The Native American Research Assistantship Program begins its fourth year, a program made possible by the Premier Partner relationship between the U.S. Forest Service and The Wildlife Society. The Research Assistantship program provides valuable knowledge to Native American students and recent graduates who are interested in becoming wildlife biologists. The program allows these individuals to learn and gain beneficial hands-on experience while working with a wildlife professional on the approved project.
The USFS has worked closely with TWS to develop mentoring opportunities for Native Americans to work as research assistants with USFS Research & Development scientists.
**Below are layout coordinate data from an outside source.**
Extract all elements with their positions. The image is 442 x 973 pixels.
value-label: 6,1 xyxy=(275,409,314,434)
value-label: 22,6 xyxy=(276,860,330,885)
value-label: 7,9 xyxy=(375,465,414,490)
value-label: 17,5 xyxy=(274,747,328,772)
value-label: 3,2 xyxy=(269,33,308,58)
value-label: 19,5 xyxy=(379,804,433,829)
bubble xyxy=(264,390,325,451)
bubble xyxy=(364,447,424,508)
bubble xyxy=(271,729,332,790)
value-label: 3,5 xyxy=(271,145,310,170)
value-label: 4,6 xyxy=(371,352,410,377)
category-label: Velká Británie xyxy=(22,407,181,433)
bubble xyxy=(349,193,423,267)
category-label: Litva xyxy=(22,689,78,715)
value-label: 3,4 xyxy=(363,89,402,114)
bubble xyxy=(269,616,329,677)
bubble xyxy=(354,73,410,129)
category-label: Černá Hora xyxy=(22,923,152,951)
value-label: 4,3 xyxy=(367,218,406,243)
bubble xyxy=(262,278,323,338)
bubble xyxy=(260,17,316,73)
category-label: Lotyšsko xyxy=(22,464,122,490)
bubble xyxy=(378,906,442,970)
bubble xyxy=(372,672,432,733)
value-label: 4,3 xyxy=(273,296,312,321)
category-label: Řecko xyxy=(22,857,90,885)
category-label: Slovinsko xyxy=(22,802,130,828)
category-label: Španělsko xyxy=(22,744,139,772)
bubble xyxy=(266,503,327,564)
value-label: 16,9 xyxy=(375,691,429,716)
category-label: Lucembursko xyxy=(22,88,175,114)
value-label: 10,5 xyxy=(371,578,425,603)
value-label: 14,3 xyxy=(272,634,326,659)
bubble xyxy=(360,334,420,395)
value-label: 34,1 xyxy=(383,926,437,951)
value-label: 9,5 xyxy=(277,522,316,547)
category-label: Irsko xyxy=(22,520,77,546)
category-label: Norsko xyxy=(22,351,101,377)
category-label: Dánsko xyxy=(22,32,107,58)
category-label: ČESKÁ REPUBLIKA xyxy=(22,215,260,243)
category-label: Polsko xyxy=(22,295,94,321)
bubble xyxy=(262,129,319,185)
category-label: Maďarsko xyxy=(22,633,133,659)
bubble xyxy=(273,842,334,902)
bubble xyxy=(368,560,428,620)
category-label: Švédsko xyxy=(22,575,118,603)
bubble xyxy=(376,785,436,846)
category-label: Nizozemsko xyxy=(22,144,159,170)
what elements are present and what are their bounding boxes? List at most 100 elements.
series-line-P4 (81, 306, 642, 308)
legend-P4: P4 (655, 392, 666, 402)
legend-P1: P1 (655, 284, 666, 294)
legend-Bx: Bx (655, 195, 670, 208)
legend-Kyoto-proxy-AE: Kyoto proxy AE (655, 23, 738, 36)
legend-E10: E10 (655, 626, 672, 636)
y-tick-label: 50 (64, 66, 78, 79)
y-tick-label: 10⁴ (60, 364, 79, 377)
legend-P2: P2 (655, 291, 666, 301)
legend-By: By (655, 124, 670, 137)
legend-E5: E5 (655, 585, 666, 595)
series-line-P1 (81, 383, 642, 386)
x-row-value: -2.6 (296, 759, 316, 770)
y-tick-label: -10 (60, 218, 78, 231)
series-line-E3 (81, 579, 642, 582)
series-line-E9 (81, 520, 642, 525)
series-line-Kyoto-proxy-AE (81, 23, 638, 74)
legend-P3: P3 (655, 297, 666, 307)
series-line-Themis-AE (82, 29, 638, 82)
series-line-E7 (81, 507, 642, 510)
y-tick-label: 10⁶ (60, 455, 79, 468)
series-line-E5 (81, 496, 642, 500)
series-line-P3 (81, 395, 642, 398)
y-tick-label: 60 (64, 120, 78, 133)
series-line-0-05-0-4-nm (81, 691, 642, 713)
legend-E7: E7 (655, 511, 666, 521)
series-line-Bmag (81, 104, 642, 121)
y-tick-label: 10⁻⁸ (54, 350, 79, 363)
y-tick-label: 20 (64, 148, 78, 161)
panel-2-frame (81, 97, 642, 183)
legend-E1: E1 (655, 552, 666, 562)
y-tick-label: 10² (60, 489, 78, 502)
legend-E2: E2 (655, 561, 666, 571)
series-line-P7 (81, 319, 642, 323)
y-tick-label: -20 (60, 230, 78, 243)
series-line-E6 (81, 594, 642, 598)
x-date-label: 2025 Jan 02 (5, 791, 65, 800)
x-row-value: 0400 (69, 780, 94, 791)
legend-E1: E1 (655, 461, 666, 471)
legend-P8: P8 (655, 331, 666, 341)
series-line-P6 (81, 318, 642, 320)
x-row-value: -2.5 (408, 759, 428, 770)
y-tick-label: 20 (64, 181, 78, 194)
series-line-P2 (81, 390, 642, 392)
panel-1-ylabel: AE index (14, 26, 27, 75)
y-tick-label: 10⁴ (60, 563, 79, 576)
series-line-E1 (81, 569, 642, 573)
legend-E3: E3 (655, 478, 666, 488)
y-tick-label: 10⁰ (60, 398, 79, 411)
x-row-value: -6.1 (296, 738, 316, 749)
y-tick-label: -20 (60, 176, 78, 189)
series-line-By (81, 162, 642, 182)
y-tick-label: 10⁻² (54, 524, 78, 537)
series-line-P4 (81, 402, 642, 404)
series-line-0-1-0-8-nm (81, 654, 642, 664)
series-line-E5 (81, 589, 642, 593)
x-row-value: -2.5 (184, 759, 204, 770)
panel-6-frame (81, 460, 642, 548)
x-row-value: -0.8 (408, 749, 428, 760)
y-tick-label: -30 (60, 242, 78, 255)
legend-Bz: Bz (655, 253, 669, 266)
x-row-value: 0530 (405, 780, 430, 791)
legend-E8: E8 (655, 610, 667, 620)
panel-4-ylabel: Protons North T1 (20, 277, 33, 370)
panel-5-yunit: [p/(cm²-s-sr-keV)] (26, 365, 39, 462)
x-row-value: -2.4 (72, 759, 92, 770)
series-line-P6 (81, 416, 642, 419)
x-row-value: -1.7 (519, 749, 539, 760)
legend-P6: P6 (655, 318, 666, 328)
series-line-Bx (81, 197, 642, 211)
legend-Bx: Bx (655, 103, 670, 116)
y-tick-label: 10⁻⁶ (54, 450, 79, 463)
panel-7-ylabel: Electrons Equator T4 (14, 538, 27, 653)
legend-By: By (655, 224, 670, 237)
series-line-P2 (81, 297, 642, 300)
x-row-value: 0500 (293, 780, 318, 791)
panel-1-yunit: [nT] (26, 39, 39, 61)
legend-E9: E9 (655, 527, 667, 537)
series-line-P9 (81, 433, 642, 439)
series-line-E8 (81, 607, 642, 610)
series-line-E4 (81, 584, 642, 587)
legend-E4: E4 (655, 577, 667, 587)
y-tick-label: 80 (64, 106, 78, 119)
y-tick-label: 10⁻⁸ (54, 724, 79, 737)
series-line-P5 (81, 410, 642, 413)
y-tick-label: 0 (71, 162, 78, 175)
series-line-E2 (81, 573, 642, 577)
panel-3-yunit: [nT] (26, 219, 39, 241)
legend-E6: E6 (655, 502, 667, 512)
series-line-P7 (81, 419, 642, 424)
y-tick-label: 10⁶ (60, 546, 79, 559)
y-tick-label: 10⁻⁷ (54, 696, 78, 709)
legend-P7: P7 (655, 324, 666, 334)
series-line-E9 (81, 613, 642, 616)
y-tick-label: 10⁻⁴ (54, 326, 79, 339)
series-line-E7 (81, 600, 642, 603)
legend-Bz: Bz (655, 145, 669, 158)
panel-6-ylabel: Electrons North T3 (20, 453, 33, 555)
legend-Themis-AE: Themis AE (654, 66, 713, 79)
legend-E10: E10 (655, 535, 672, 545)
R&D funding will be used to provide living stipends for upper-level undergraduates, graduate students, and recent graduates during their mentorship, while TWS will provide administrative support and coordination.
Six individuals have been selected for research assistantships, which will last for approximately 12 to 14 weeks, most beginning in spring of 2018 and running through summer of 2018.
Zintkala Eiring, a recent graduate of George Washington University, will be mentored by Brian Dickerson, a wildlife biologist at the Rocky Mountain Research Station. Their project topic will be woodpecker surveys in the Black Hills of South Dakota and Wyoming.
Xavier Lovato, a current student at New Mexico State University, will be mentored by Serra Hoagland, a liaison officer and biologist at the Rocky Mountain Research Station. Their project topic will be assessment of wildfire risk in treated and untreated Mexican spotted owl (Strix occidentalis lucida) territories on tribal lands.
Jamie McBryde, a recent graduate of Colorado State University, and Sattie Whitefoot, a current student at Salish Kootenai College, will be mentored by Deahn Donner, a project leader and research landscape ecologist at the Northern Research Station. Their project topic will be evaluating regional and landscape-scale movement patterns of wood turtles.
Jessica Rich, a current student at Michigan Tech University, will be mentored by Christel Kern, a Research Forester at the Northern Research Station. Their project topic will be integrating wildlife habitat into nonconventional forest management.
Thomas Thompson, a recent graduate of Humboldt State University, will be mentored by John Kilgo, a Research Wildlife Biologist at the Southern Research Station. Their project topic will be assessment of camera trap surveys to estimate wild pig and white-tailed deer density.
“Wildlife hold an important place in our world and we depend upon them, just as they depend upon us. These are critical linkages that Native peoples understand and hold dear. These connections make us stronger. Educational opportunities such as those offered by the Forest Service’s Native American Research Assistantship program provide opportunities to connect native knowledge with science to the benefit of all beings,” said Colleen Pelles Madrid, Deputy Director of the U.S. Forest Service WFW Washington D.C. office.
The Native People’s Wildlife Management Working Group of The Wildlife Society also provides educational and networking opportunities for Native Americans. They are very thankful for the support of Native American students interested in wildlife biology and management. For more information on the working group click here.
As a Premier Partner of TWS, the USFS also provides funding for travel grants to Native American students to attend the TWS Annual Conference. The USFS and TWS would like to extend thanks to the scientists who submitted project proposals and to the individuals who will be mentoring the six Native Americans in this year’s program.